Assumptions are mathematical conditions that are assumed to hold true for all calculations. By default, all MuPAD^{®} identifiers are independent of each other and can take any value in the complex plane. For example, sign(1 + x^2) cannot be simplified any more because MuPAD assumes that x is a complex number. If you set an assumption that x is a real number, then MuPAD can simplify sign(1 + x^2) to 1.
For this reason, many MuPAD functions return very general or piecewise-defined results that depend on further conditions. For example, solve or int can return piecewise results.

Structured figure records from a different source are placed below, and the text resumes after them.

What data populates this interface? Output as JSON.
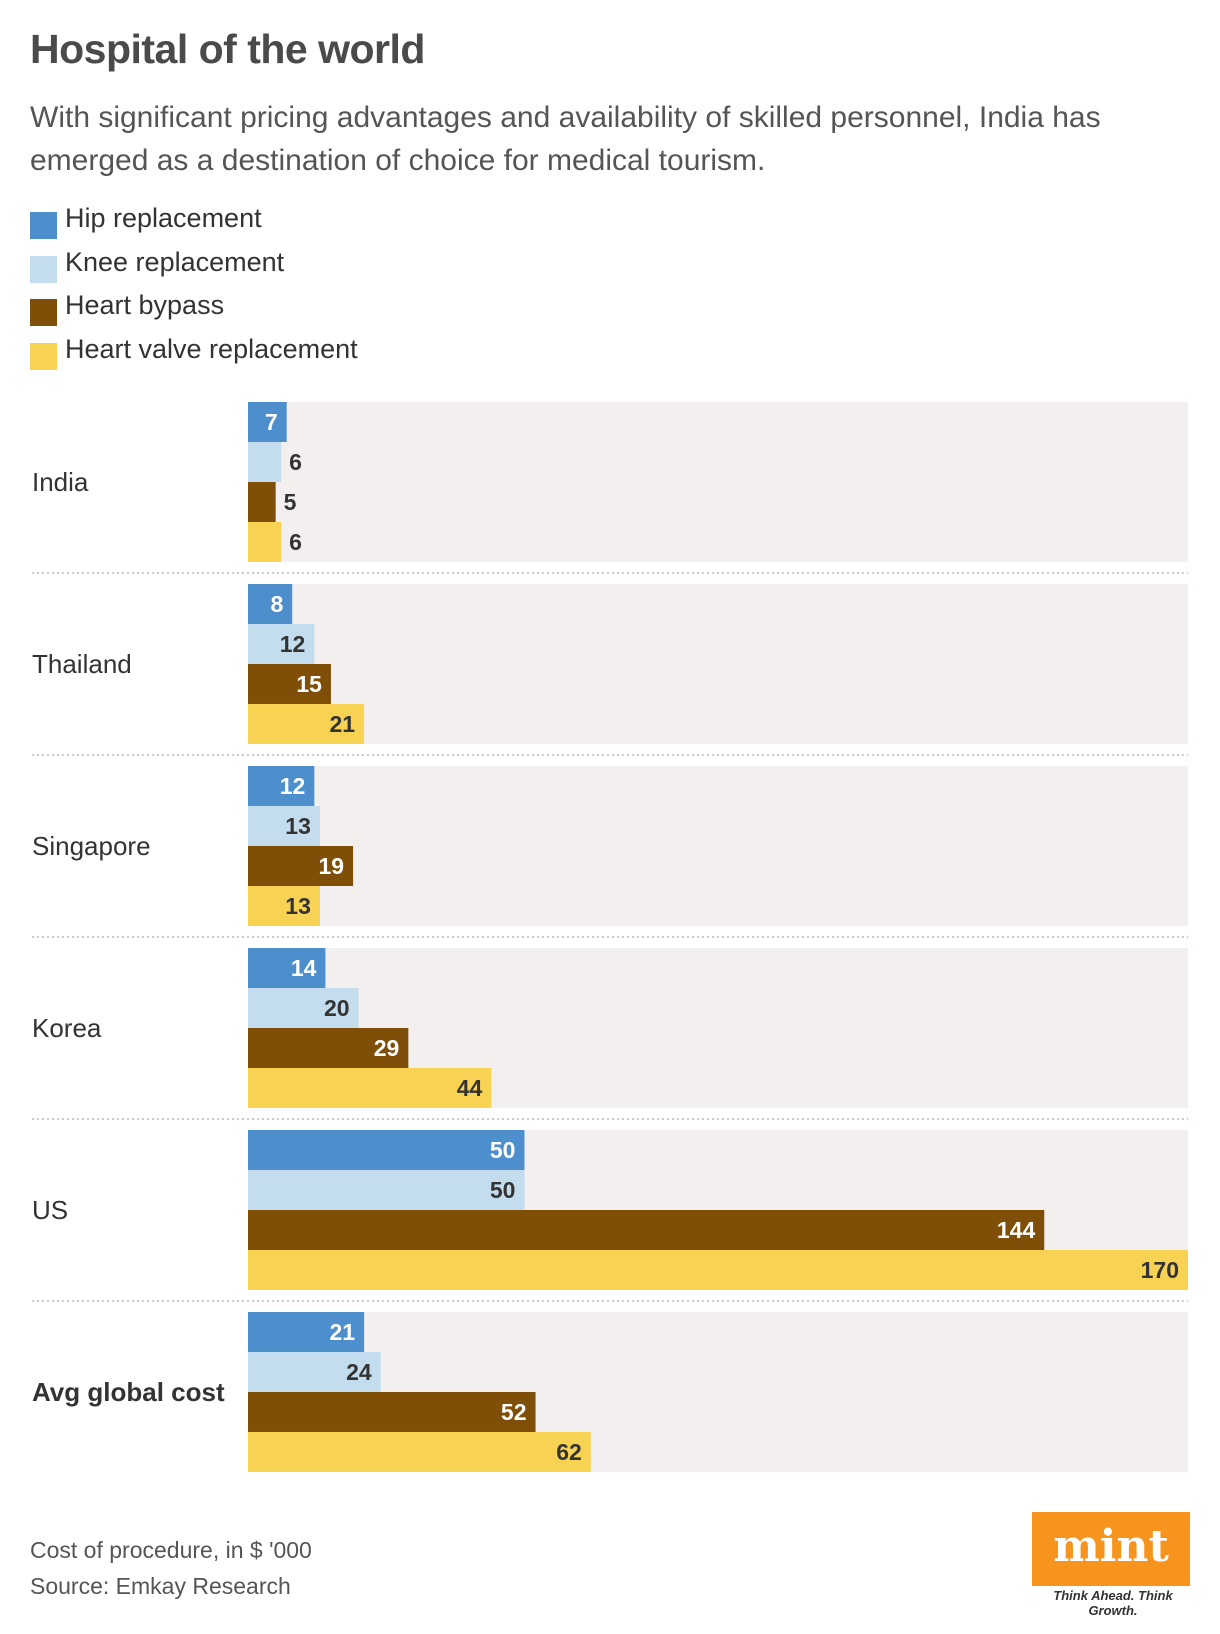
{
  "header": {
    "title": "Hospital of the world",
    "subtitle": "With significant pricing advantages and availability of skilled personnel, India has emerged as a destination of choice for medical tourism."
  },
  "legend": [
    {
      "label": "Hip replacement",
      "color": "#4d8fcc"
    },
    {
      "label": "Knee replacement",
      "color": "#c3dcee"
    },
    {
      "label": "Heart bypass",
      "color": "#7f4f07"
    },
    {
      "label": "Heart valve replacement",
      "color": "#f8d253"
    }
  ],
  "chart_data": {
    "type": "bar",
    "orientation": "horizontal",
    "categories": [
      "India",
      "Thailand",
      "Singapore",
      "Korea",
      "US",
      "Avg global cost"
    ],
    "emphasized_category": "Avg global cost",
    "series": [
      {
        "name": "Hip replacement",
        "color": "#4d8fcc",
        "label_color": "#ffffff",
        "values": [
          7,
          8,
          12,
          14,
          50,
          21
        ]
      },
      {
        "name": "Knee replacement",
        "color": "#c3dcee",
        "label_color": "#333333",
        "values": [
          6,
          12,
          13,
          20,
          50,
          24
        ]
      },
      {
        "name": "Heart bypass",
        "color": "#7f4f07",
        "label_color": "#ffffff",
        "values": [
          5,
          15,
          19,
          29,
          144,
          52
        ]
      },
      {
        "name": "Heart valve replacement",
        "color": "#f8d253",
        "label_color": "#333333",
        "values": [
          6,
          21,
          13,
          44,
          170,
          62
        ]
      }
    ],
    "xlim": [
      0,
      170
    ],
    "unit": "$ '000",
    "background_color": "#f2efee"
  },
  "footer": {
    "note": "Cost of procedure, in $ '000",
    "source": "Source: Emkay Research",
    "logo": "mint",
    "tagline": "Think Ahead. Think Growth."
  }
}
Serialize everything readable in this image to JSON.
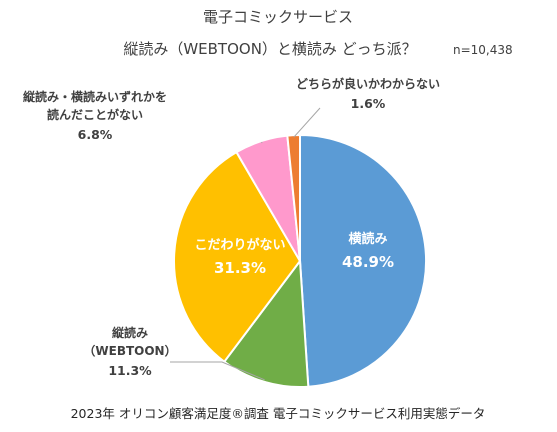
{
  "chart_data": {
    "type": "pie",
    "title": "電子コミックサービス",
    "subtitle": "縦読み（WEBTOON）と横読み どっち派？",
    "n_label": "n=10,438",
    "footer": "2023年 オリコン顧客満足度®調査 電子コミックサービス利用実態データ",
    "unit": "%",
    "start_angle_deg": 0,
    "direction": "clockwise",
    "legend": "none",
    "slices": [
      {
        "label_lines": [
          "横読み"
        ],
        "value_label": "48.9%",
        "value": 48.9,
        "color": "#5B9BD5",
        "label_color": "#ffffff"
      },
      {
        "label_lines": [
          "縦読み",
          "（WEBTOON）"
        ],
        "value_label": "11.3%",
        "value": 11.3,
        "color": "#70AD47",
        "label_color": "#404040"
      },
      {
        "label_lines": [
          "こだわりがない"
        ],
        "value_label": "31.3%",
        "value": 31.3,
        "color": "#FFC000",
        "label_color": "#ffffff"
      },
      {
        "label_lines": [
          "縦読み・横読みいずれかを",
          "読んだことがない"
        ],
        "value_label": "6.8%",
        "value": 6.8,
        "color": "#FF99CC",
        "label_color": "#404040"
      },
      {
        "label_lines": [
          "どちらが良いかわからない"
        ],
        "value_label": "1.6%",
        "value": 1.6,
        "color": "#ED7D31",
        "label_color": "#404040"
      }
    ]
  }
}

Many mathematical theorems hold only under certain conditions. For example, x^b*y^b = (x*y)^b holds if b is an integer. But this equation is not true for all combinations of x, y, and b. For example, it is not true if x = y = -1, b = 1/2. In such cases, you can use assumptions to get more specific results.

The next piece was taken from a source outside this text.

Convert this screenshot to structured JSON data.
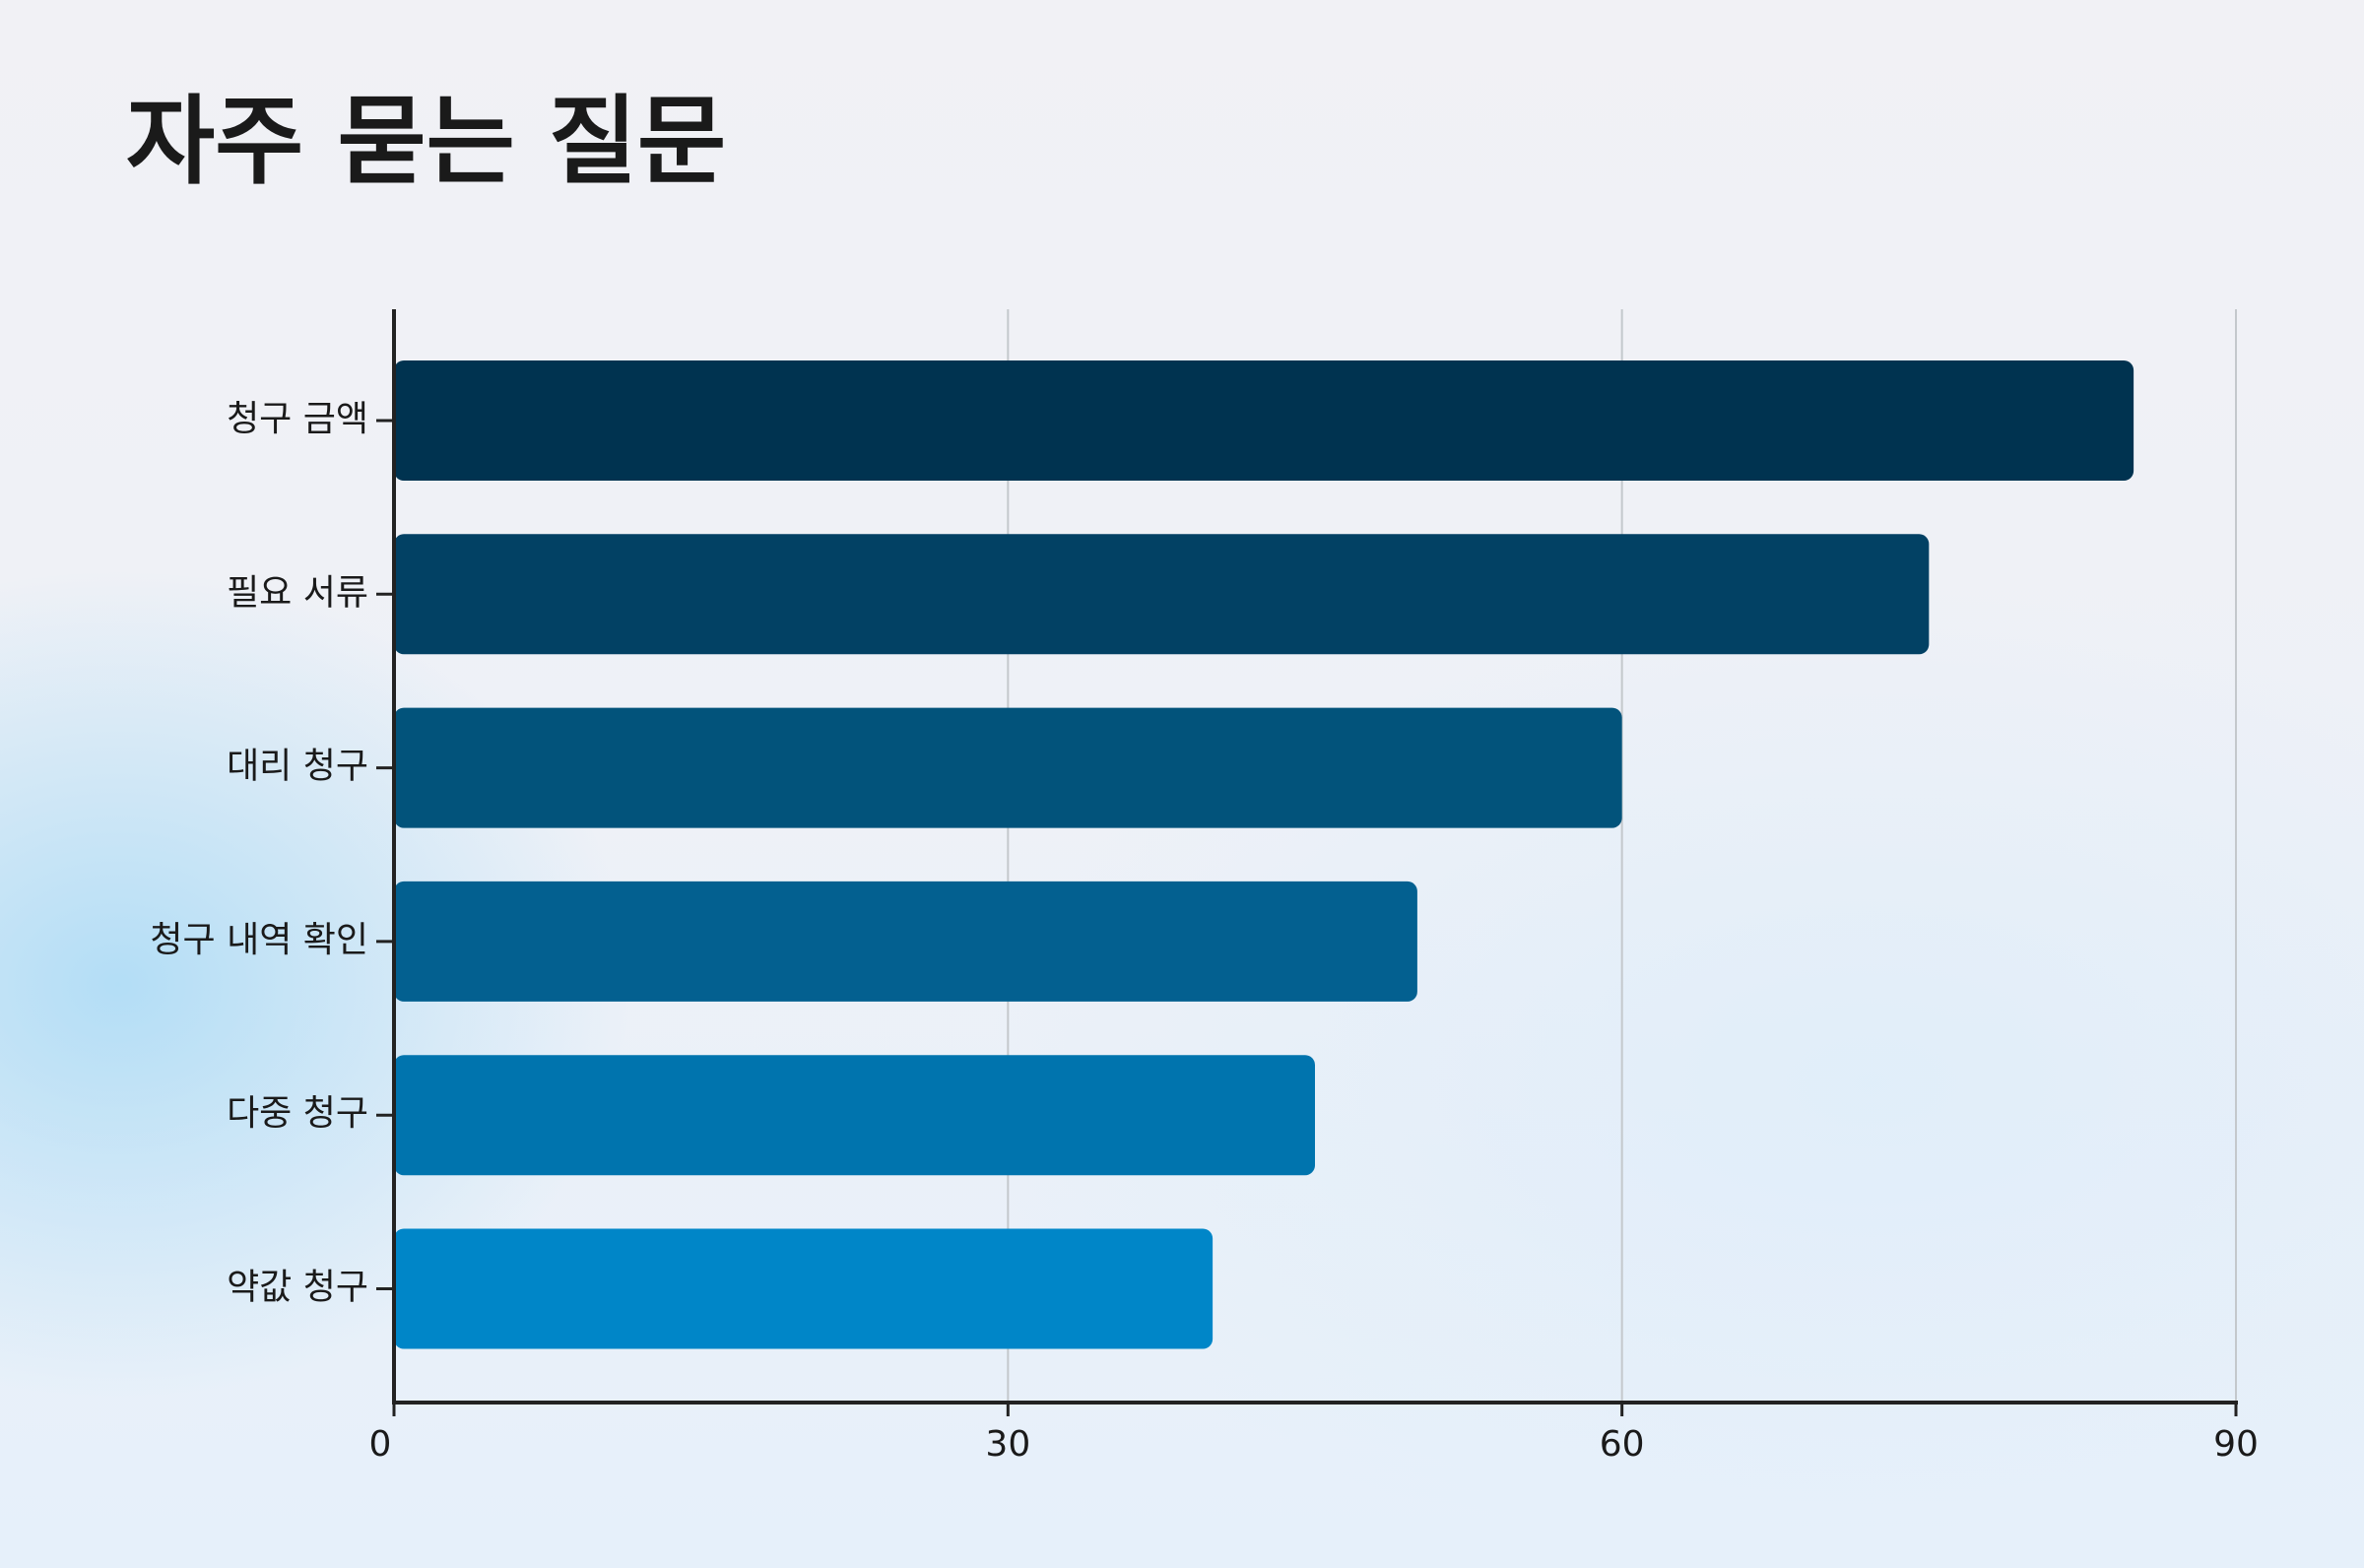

If you use assume inside a function or procedure, MuPAD uses the new assumption and ignores existing assumptions only inside the function or procedure. After the function or procedure call, MuPAD removes the new assumption and restores the assumptions that were set before the function or procedure call.
If condition is a relation (for example, x < y), then MuPAD implicitly assumes that both sides of the relation are real. See Example 4.

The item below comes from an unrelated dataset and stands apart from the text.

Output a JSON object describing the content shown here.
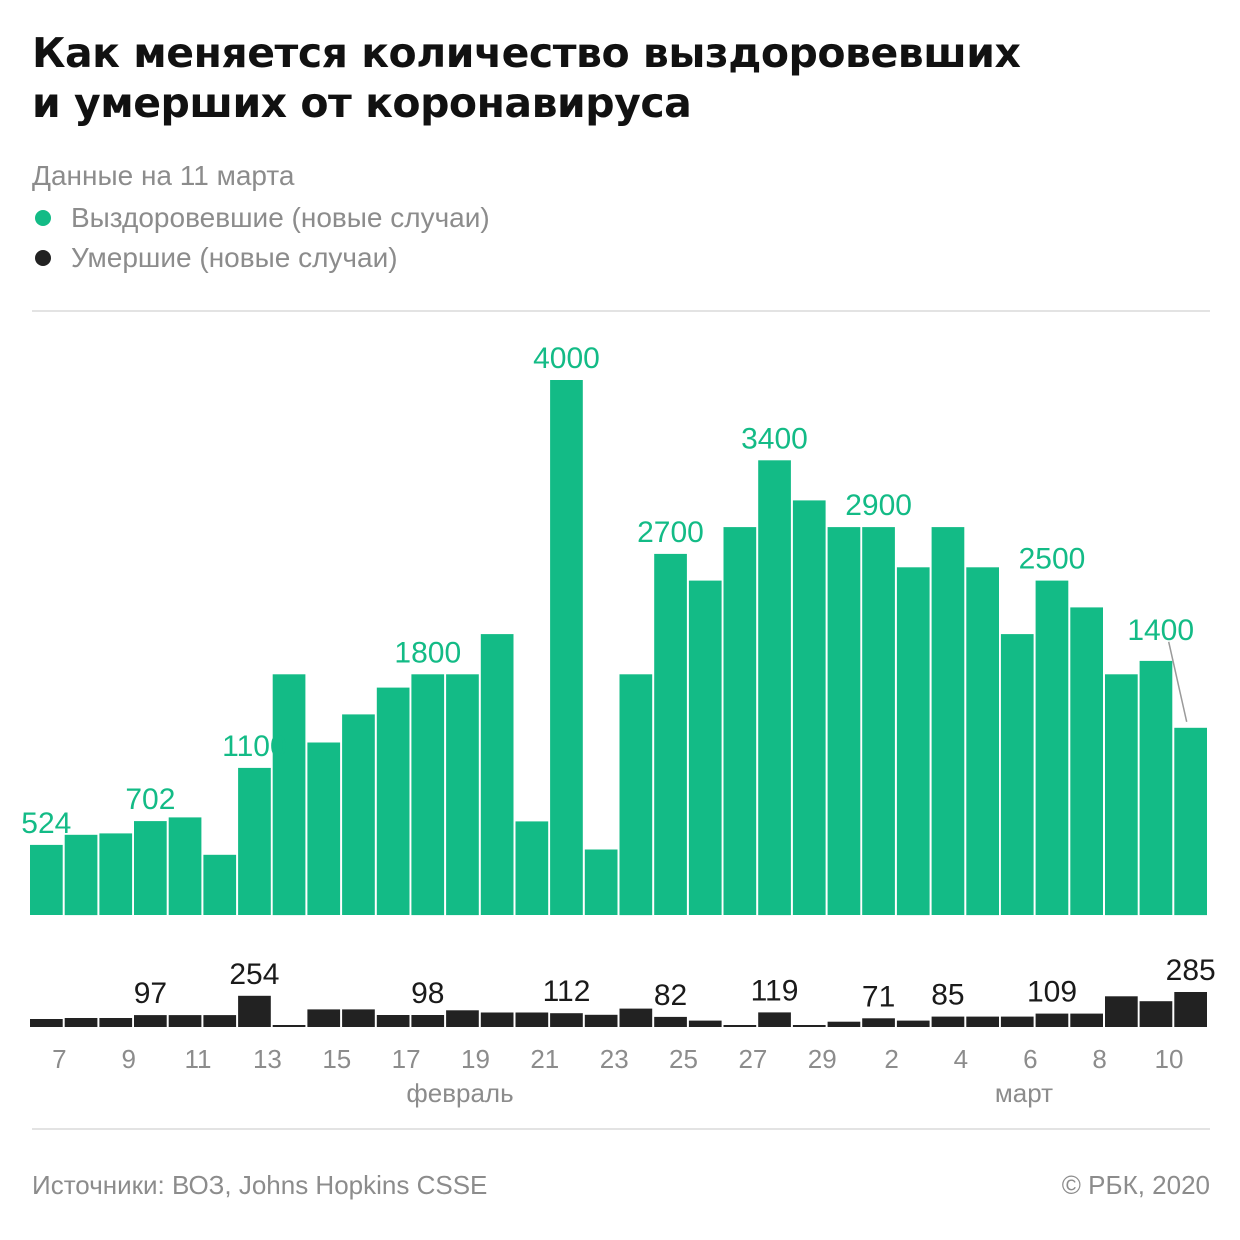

To delete assumptions previously set on x, use unassume(x) or delete x.
When you assign a value to an identifier with assumptions, the assigned value can be inconsistent with existing assumptions. Assignments overwrite all assumptions previously set on an identifier. See Example 5.
assume accepts any condition and Boolean combinations of conditions. See Example 7.
If expr is a list, vector, or matrix, use the syntax assume(expr, set). Here set must be specified as one of C_, R_, Q_, Z_, N_, or an expression constructed with the set operations, such as union, intersect, or minus. set also can be a function of the Type library, for example, Type::Real, Type::Integer, Type::PosInt, and so on.
Do not use the syntaxes assume(expr in set) and assume(condition) for nonscalar expr.
Set an assumption that identifier n is an integer. Here, assume(n, Type::Integer) is equivalent to assume(n in Z_) because n is a scalar.
assume(n, Type::Integer): assume(n in Z_): getprop(n);
Check if n^2 is a nonnegative integer. MuPAD uses the assumption that you set on n.
is(n^2, Type::NonNegInt)
Other system functions take this assumption into account:
abs(n^2 + 1); simplify(sin(2*n*PI))
For further computations, delete the identifier n:
delete n
To keep the existing assumptions and combine them with the new ones, use assumeAlso:
assume(n, Type::Integer): getprop(n);
assumeAlso(n, Type::Positive): getprop(n);
For further computations, delete the identifier n:
delete n
Alternatively, set multiple assumptions in one function call:
assume(n, Type::Integer and Type::Positive): getprop(n);
For further computations, delete the identifier n:
delete n
You can set separate assumptions on the real and imaginary parts of an identifier:
assume(Re(z) > 0); assumeAlso(Im(z) < 0):
abs(Re(z)); sign(Im(z))
is(z, Type::Real), is(z > 0)
For further computations, delete the identifier z:
delete z
Using assume, set the assumption x > y. Assumptions set as relations affect the properties of both identifiers.
assume(x > y)
To see the assumptions set on identifiers, use getprop:
getprop(x); getprop(y);
To keep an existing assumption on y and add a new one, use assumeAlso. For example, add the new assumption that y is greater than 0 while keeping the assumption that y is less than x:
assumeAlso(y > 0)
is(x^2 >= y^2)
Relations, such as x > y, imply that the involved identifiers are real:
is(x, Type::Real), is(y, Type::Real)
You also can set a relational assumption where one side is not an identifier, but an expression:
assume(x > 1/y)
getprop(x); getprop(y)
For further computations, delete the identifiers x and y:
delete x, y
_assign and := do not check if an identifier has any assumptions. The assignment operation overwrites all assumptions:
assume(a > 0): a := -2: a, getprop(a)
For further computations, delete the identifier a:
delete a
Set the assumption that x is positive and find the absolute value of x, the sign of x, and the real and imaginary parts of x. These system functions take assumptions set on identifiers into account:
assume(x > 0): abs(x), sign(x), Re(x), Im(x)
Try expanding the expression ln(z1*z2) without additional assumptions. It does not expand because ln(z1*z2) = ln(z1) + ln(z2) is not true for arbitrary z1, z2 in the complex plane:
expand(ln(z1*z2))
Now, set the assumption that one number is real and positive. Expand the same expression:
assume(z1 > 0): expand(ln(z1*z2))
For further computations, remove the assumptions on x and z1:
unassume(x); unassume(z1)
Set these two assumptions on the identifier a. To combine the assumptions, use the Boolean operator and:
assume(a > 0 and a in Z_): is(a = 0); is(a = 1/2); is(a = 2);
expr |
Identifier, mathematical expression, list, vector, or matrix containing identifiers. If expr is a list, vector, or matrix, then only the syntax assume(expr, set) is valid. |
set |
Property representing a set of numbers or a set returned by solve. For example, this set can be an element of Dom::Interval, Dom::ImageSet, piecewise, or one of C_, R_, Q_, Z_, N_. It also can be an expression constructed with the set operations, such as union,, intersect or minus. For more examples, see Properties. |
condition |
Equality, inequality, element of relation, or Boolean combination (with the operators and or or). |